Friends of the wet low pressure briquetting process;
We are seeing many who dive into making up briquettes with all kinds of new presses and blends but who lack a good understanding of what it takes to make a good solid briquette. They give up on use of agro residues because of frustration in getting them to compact, and then resort to use of paper.
Paper is a good shortcut but it cuts you out of the richness of diversity and sustainability of the natural biota thats there. Paper is easy to use just soak it for a few days and you have the base for blending in about anything Great BUT.you will then depend upon it for the future, and with the chemicals used in its manufacture, it is not the best material for combustion either.

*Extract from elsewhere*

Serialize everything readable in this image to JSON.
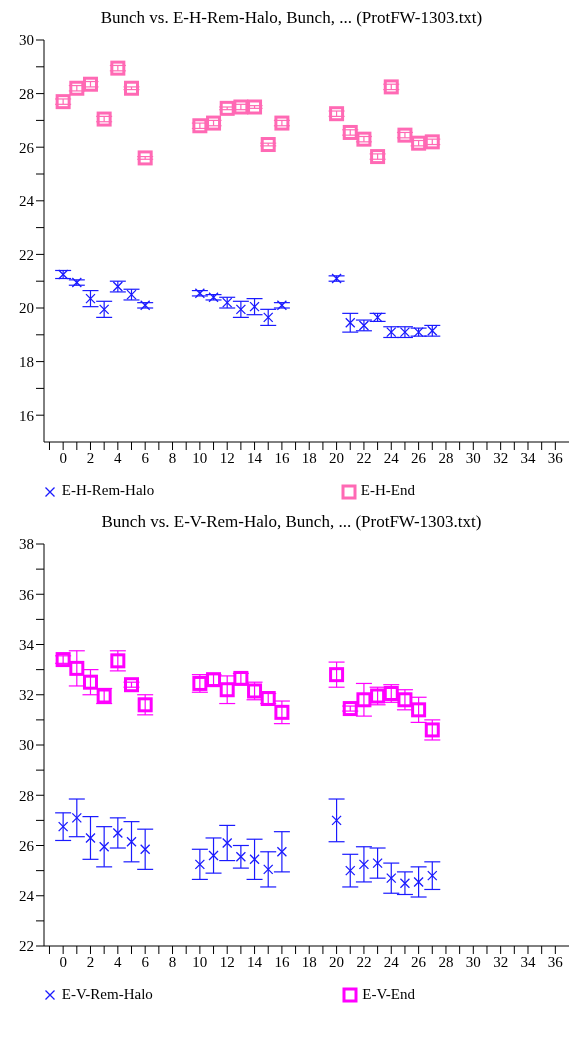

With these few bits of experience to add I hope to encourage you to moveon to briquetting with natural resources
With the wet low pressure ambient temperature process (WLPATP ?), fibers are used to bind the materials together. Corn Starch Clay, wax, dung and other additives can bind of course but these may add cost and/or are not necessarily good combustibles.For most of us, its all about getting the material (grasses/ straws/ leaves /stalks/ husks /stems etc., to expose their fibers, and to then dissociate these fibers from their natural matrices, then randomly realigning them in the form of, say, matted hair or a really tight birds nest. (fiber length varies depending upon flexibility. from a few mm to a few cm) .
If processed correctly, natural fibers will flex and then tend to interlock once blended with other materials in a water slurry.
One does not achieve this by simple chopping or even direct use of the fiber without some form of softening (thru partial decompsition, in a hot humid anerobic environment, (under such as a black plastic bag), or as we are learning from our Mayan colleagues in Guatemala, use of agricultural lime (which is traditionally discarded after its use in hot water to soften and de-shell their corn kernals).